The Supreme Court's decision upholding seniority systems that perpetuate the effects of past job discrimination will have only limited impacton cases before the Equal Employment Opportunity Commission, its chairman said yesterday.

Attempting to clarify what she called "confusion" over the May 31 decision, Chairman Eleanor Holmes Norton issued a statement spelling out how the commission will interpret the ruling in processing job bias cases, including the 123,000 complaints now pending before it.

Although some court critics have said the ruling will cripple efforts to remedy the effects of past job discrimination, Norton said the commission will act on the assumption that it "applies to seniority only . . . and then only narrowly."

Abner Sibal, EEOC general counsel, added that "probably" most cases now in the commission's pipeline will be unaffected by the ruling. Sibal and the commission also took the position that all existing agreements reached through conciliation are valid.

In its May decision, the Supreme Court held that seniority systems adopted without intent to discriminate before passage of the 1964 Civil Rights Act are valid, even though they are based on previous employment systems that discriminated against minorities or women.

Norton said the EECC interprets this to affect only seniority systems adopted before the law took effect July 2, 1965, and for which "the evidence shows that there was no discriminatory intent in the genesis or maintenance of the system."

Both "intent" and "maintenance" appear to be key words.

In determing intent, Norton said, the commission will consider "all available evidence," including collective bargaining history and employment practices.

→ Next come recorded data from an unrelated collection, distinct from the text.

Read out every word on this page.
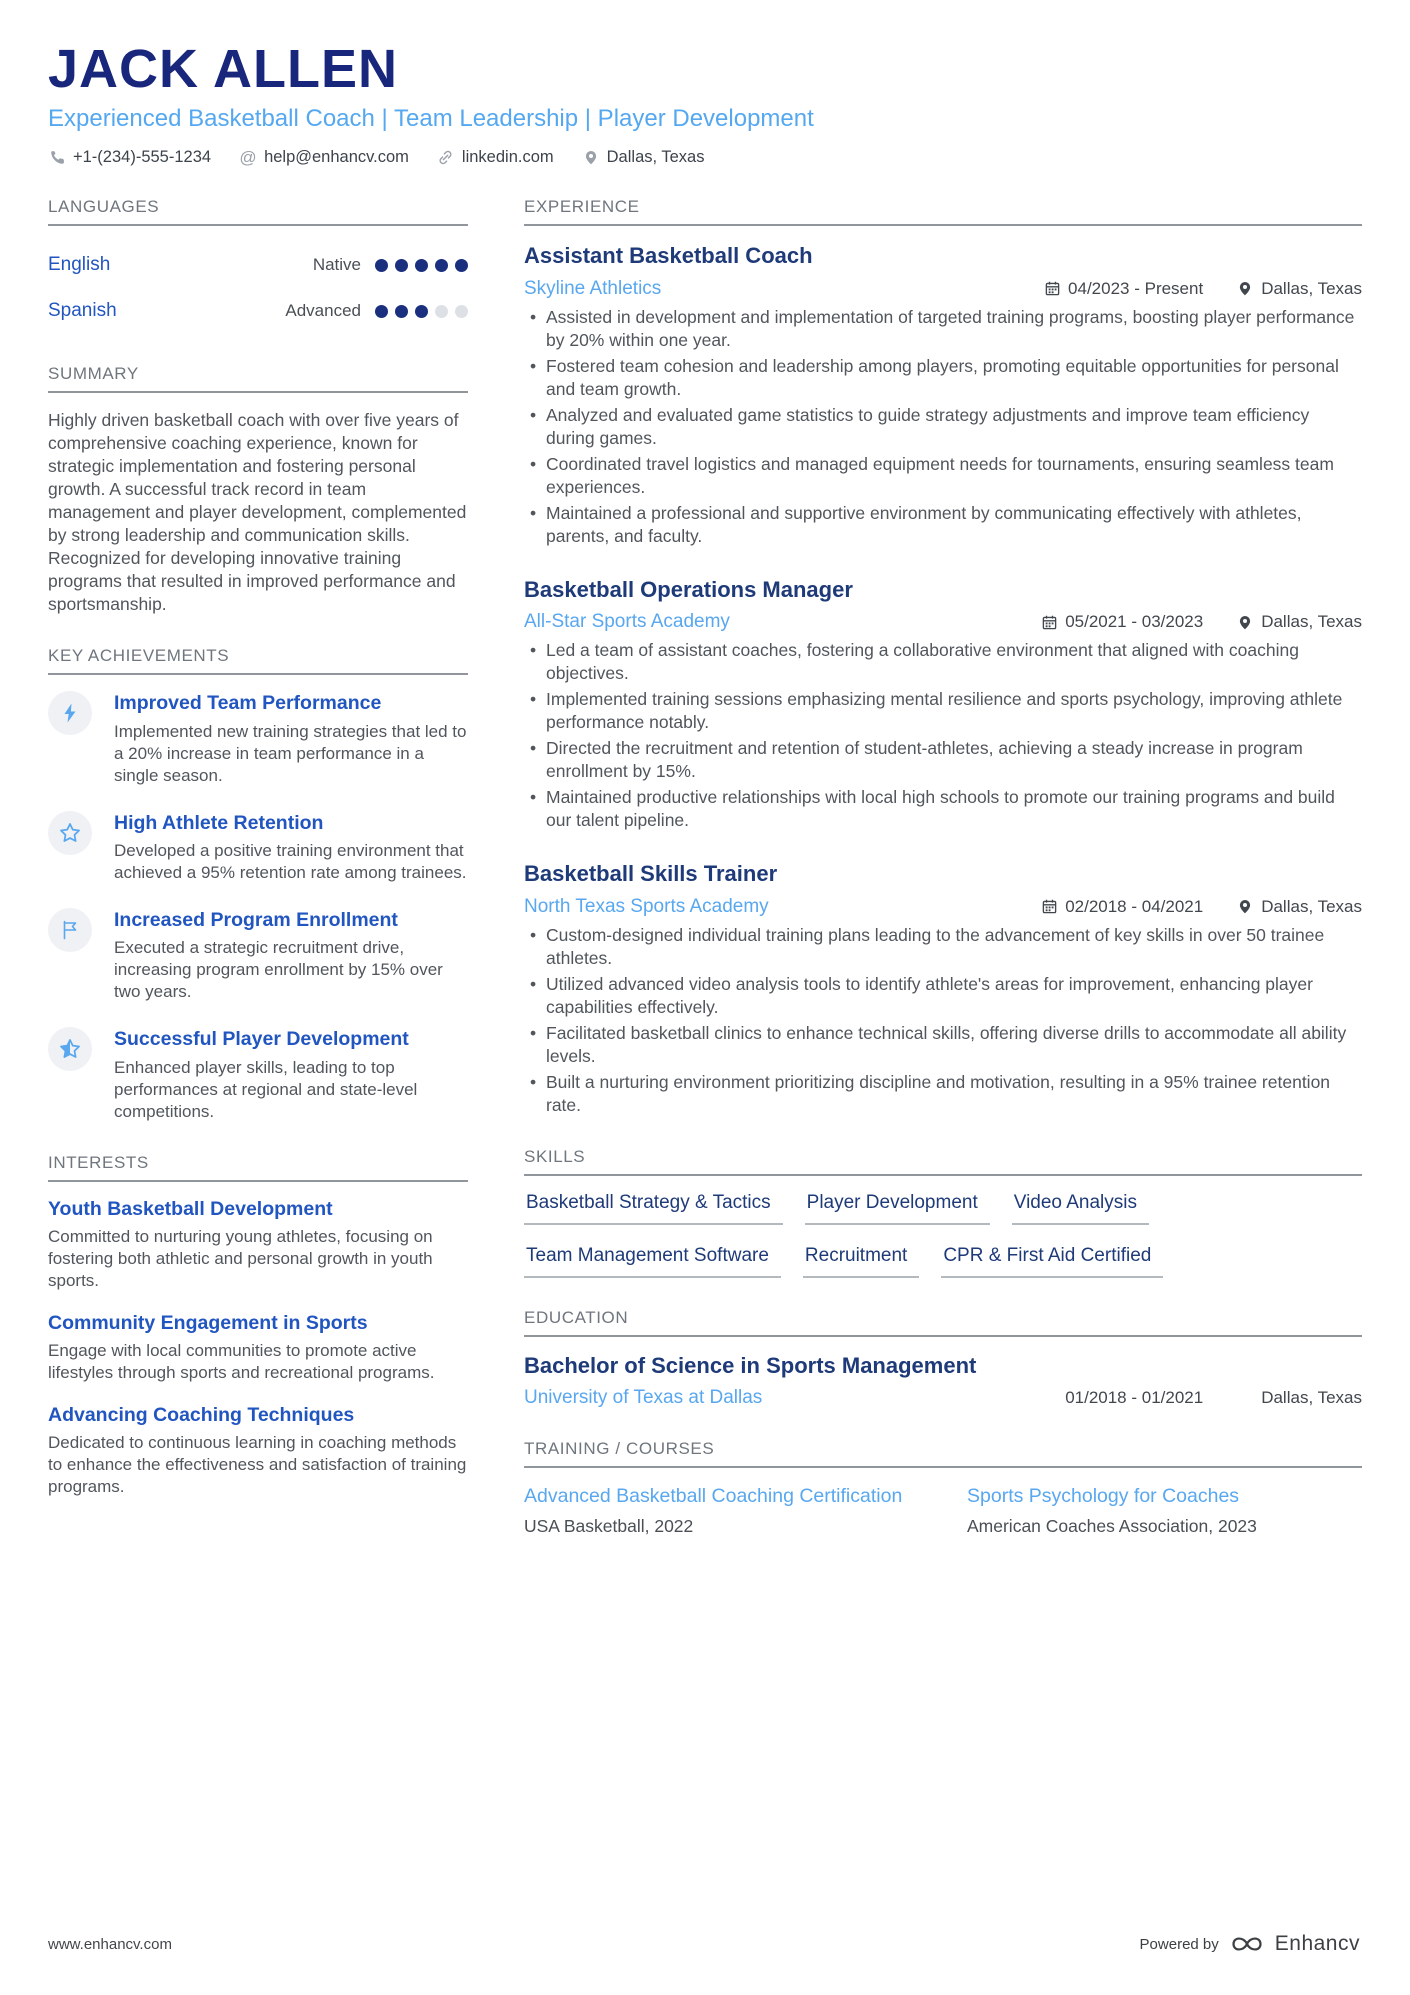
JACK ALLEN
Experienced Basketball Coach | Team Leadership | Player Development
+1-(234)-555-1234 @ help@enhancv.com	linkedin.com	Dallas, Texas
LANGUAGES
English	Native
Spanish	Advanced
SUMMARY

Highly driven basketball coach with over five years of comprehensive coaching experience, known for strategic implementation and fostering personal growth. A successful track record in team management and player development, complemented by strong leadership and communication skills. Recognized for developing innovative training programs that resulted in improved performance and sportsmanship.

KEY ACHIEVEMENTS
Improved Team Performance
Implemented new training strategies that led to a 20% increase in team performance in a single season.
High Athlete Retention
Developed a positive training environment that achieved a 95% retention rate among trainees.
Increased Program Enrollment
Executed a strategic recruitment drive, increasing program enrollment by 15% over two years.
Successful Player Development
Enhanced player skills, leading to top performances at regional and state-level competitions.
INTERESTS
Youth Basketball Development
Committed to nurturing young athletes, focusing on fostering both athletic and personal growth in youth sports.
Community Engagement in Sports
Engage with local communities to promote active lifestyles through sports and recreational programs.
Advancing Coaching Techniques
Dedicated to continuous learning in coaching methods to enhance the effectiveness and satisfaction of training programs.
EXPERIENCE
Assistant Basketball Coach
Skyline Athletics	04/2023 - Present	Dallas, Texas
• Assisted in development and implementation of targeted training programs, boosting player performance by 20% within one year.
• Fostered team cohesion and leadership among players, promoting equitable opportunities for personal and team growth.
• Analyzed and evaluated game statistics to guide strategy adjustments and improve team efficiency during games.
• Coordinated travel logistics and managed equipment needs for tournaments, ensuring seamless team experiences.
• Maintained a professional and supportive environment by communicating effectively with athletes, parents, and faculty.
Basketball Operations Manager
All-Star Sports Academy	05/2021 - 03/2023	Dallas, Texas
• Led a team of assistant coaches, fostering a collaborative environment that aligned with coaching objectives.
• Implemented training sessions emphasizing mental resilience and sports psychology, improving athlete performance notably.
• Directed the recruitment and retention of student-athletes, achieving a steady increase in program enrollment by 15%.
• Maintained productive relationships with local high schools to promote our training programs and build our talent pipeline.
Basketball Skills Trainer
North Texas Sports Academy	02/2018 - 04/2021	Dallas, Texas
• Custom-designed individual training plans leading to the advancement of key skills in over 50 trainee athletes.
• Utilized advanced video analysis tools to identify athlete's areas for improvement, enhancing player capabilities effectively.
• Facilitated basketball clinics to enhance technical skills, offering diverse drills to accommodate all ability levels.
• Built a nurturing environment prioritizing discipline and motivation, resulting in a 95% trainee retention rate.
SKILLS
Basketball Strategy & Tactics	Player Development	Video Analysis
Team Management Software	Recruitment	CPR & First Aid Certified
EDUCATION
Bachelor of Science in Sports Management
University of Texas at Dallas	01/2018 - 01/2021	Dallas, Texas
TRAINING / COURSES
Advanced Basketball Coaching Certification
USA Basketball, 2022
Sports Psychology for Coaches
American Coaches Association, 2023
www.enhancv.com	Powered by	Enhancv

When seniority systems were established by segregated local unions, a discriminatory intent will be "inferred," she said.

Moreover, when employers and unions know that a seniority system is discriminatory and retain or renegotiate it without change, they will have to prove to the commission's satisfaction that they had no alternative, Norton said.

"When a unit [or department-by-department] senority system is in effect and the employer or union is made aware that it is locking in minorities or females, discriminatory intent will be inferred if the system is maintained or renegotiated when an alternative system is available," the EEOC statement said.

Employers or unions are presumed to be aware of discriminatory effect if grievances or other charges have been filed, according to the statement.

In determining whether a person has been discriminated against in job transfers, the commission said a formal application for transfer need not have made. The commission said it will also consider informal inquiries, a worker's efforts to develop new job skills and previous failures on the part of employers or unions to end discriminatory employment patterns.